Discussion in 'Physics' started by rageingnonsense, Dec 17, 2015.

  1. rageingnonsense

    rageingnonsense

    Joined:
    Dec 3, 2014
    Posts:
    99
    I am experimenting with chunked LOD terrain. Each of my chunks uses a meshcollider. As such, there are always overlapping chunks (for the different levels of detail), but only ever one active at any point in time.

    When I perform a SphereCastAll call against my terrain, I am getting hits for chunks that have their meshcollider components disabled.

    Is this behavior defined? I can't find anything in the docs that say this should be happening, and I was unable to find anything related to this via a google search. I expected SphereCastAll to ignore colliders that are disabled, but it is behaving as if they are active!

    The gameobjects themselves are not disabled, just the meshrenderer and meshcollider components.

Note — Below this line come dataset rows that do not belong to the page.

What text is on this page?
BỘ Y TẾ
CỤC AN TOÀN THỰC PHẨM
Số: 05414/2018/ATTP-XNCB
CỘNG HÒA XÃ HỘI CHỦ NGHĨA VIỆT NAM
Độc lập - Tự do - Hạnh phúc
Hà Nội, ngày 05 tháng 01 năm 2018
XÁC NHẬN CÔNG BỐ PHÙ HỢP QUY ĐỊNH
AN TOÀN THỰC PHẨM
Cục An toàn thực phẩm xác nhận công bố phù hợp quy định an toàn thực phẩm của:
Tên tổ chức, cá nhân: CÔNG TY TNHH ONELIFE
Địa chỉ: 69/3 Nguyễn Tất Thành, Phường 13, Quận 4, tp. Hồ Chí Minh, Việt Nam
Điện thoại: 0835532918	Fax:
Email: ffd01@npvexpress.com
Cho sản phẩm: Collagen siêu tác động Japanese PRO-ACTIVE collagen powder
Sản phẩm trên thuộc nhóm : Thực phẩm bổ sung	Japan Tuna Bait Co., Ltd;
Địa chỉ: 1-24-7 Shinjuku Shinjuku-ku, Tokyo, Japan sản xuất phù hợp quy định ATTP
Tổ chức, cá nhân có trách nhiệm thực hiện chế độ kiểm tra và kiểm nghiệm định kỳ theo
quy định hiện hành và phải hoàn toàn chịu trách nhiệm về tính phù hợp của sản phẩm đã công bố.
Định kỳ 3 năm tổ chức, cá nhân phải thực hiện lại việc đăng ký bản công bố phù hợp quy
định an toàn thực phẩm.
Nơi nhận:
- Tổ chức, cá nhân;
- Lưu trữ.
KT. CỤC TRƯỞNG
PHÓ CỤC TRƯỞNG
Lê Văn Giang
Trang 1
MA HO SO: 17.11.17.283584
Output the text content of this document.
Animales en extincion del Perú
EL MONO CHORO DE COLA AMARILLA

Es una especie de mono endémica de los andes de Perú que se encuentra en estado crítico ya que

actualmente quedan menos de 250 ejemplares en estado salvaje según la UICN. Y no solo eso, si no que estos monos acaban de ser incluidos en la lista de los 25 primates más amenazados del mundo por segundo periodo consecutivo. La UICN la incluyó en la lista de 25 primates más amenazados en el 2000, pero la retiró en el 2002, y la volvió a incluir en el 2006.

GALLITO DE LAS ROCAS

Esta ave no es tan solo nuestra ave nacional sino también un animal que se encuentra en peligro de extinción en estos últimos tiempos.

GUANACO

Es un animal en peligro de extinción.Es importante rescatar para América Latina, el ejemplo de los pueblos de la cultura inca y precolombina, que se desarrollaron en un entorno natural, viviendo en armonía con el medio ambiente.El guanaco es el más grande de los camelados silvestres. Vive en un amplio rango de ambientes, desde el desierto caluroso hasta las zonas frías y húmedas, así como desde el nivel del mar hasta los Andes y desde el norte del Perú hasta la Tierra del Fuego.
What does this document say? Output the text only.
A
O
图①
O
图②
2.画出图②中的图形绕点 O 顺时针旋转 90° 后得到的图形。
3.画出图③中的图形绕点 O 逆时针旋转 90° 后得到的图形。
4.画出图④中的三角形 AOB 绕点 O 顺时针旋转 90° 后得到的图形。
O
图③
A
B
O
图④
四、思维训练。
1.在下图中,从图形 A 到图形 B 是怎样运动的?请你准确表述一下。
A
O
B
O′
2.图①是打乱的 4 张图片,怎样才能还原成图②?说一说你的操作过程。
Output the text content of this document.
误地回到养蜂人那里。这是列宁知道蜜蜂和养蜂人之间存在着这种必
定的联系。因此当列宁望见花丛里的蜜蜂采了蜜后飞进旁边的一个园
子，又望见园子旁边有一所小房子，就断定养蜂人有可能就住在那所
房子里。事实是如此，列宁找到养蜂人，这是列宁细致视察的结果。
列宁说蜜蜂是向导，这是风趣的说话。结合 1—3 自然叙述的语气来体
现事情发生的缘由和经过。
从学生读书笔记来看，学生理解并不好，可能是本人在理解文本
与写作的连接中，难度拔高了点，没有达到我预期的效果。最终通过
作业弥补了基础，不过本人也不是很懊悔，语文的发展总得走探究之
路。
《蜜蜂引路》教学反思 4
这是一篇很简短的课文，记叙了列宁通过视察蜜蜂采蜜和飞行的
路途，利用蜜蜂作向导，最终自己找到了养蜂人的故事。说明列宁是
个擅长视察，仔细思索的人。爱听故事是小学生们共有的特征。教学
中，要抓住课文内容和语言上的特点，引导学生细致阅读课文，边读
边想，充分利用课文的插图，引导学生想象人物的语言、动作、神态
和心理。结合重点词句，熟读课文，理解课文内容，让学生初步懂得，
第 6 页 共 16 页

    Is there something I am missing? Is this actually what it is supposed to do, or is this a legitimate bug? To me, this seems like a glaring bug.
     
  2. shaderop

    shaderop

    Joined:
    Nov 24, 2010
    Posts:
    942
    The docs say that this method "Casts a sphere against all colliders in the scene" Now, like you I would have assumed that this should only work against active colliders, but the letter of the docs says otherwise.

    One of the Zen rules of Unity that have served me well so far is "don't dwell, move on." The method is working consistently if not intuitively. Accept that and go with it. If you must, you can move the inactive colliders into their own layer and exclude them using a layer mask.

    HTH
     
    Last edited: Dec 17, 2015
  3. rageingnonsense

    rageingnonsense

    Joined:
    Dec 3, 2014
    Posts:
    99
    Yeah it is rather odd behavior. I think Unity physics is far too focused on collision events (OnCollisionEnter, etc). Disabling a collider just disables that event from firing. Personally, I think it should disable it in all ways. Why would one need to ever detect a collider that is disabled?

    Anyways, you are right; I shouldn't dwell on it. fortunately this is one of those things that CAN be worked around. I just place the object on the "Ignore Raycast" layer in all places where I disable the collider, which does what I want.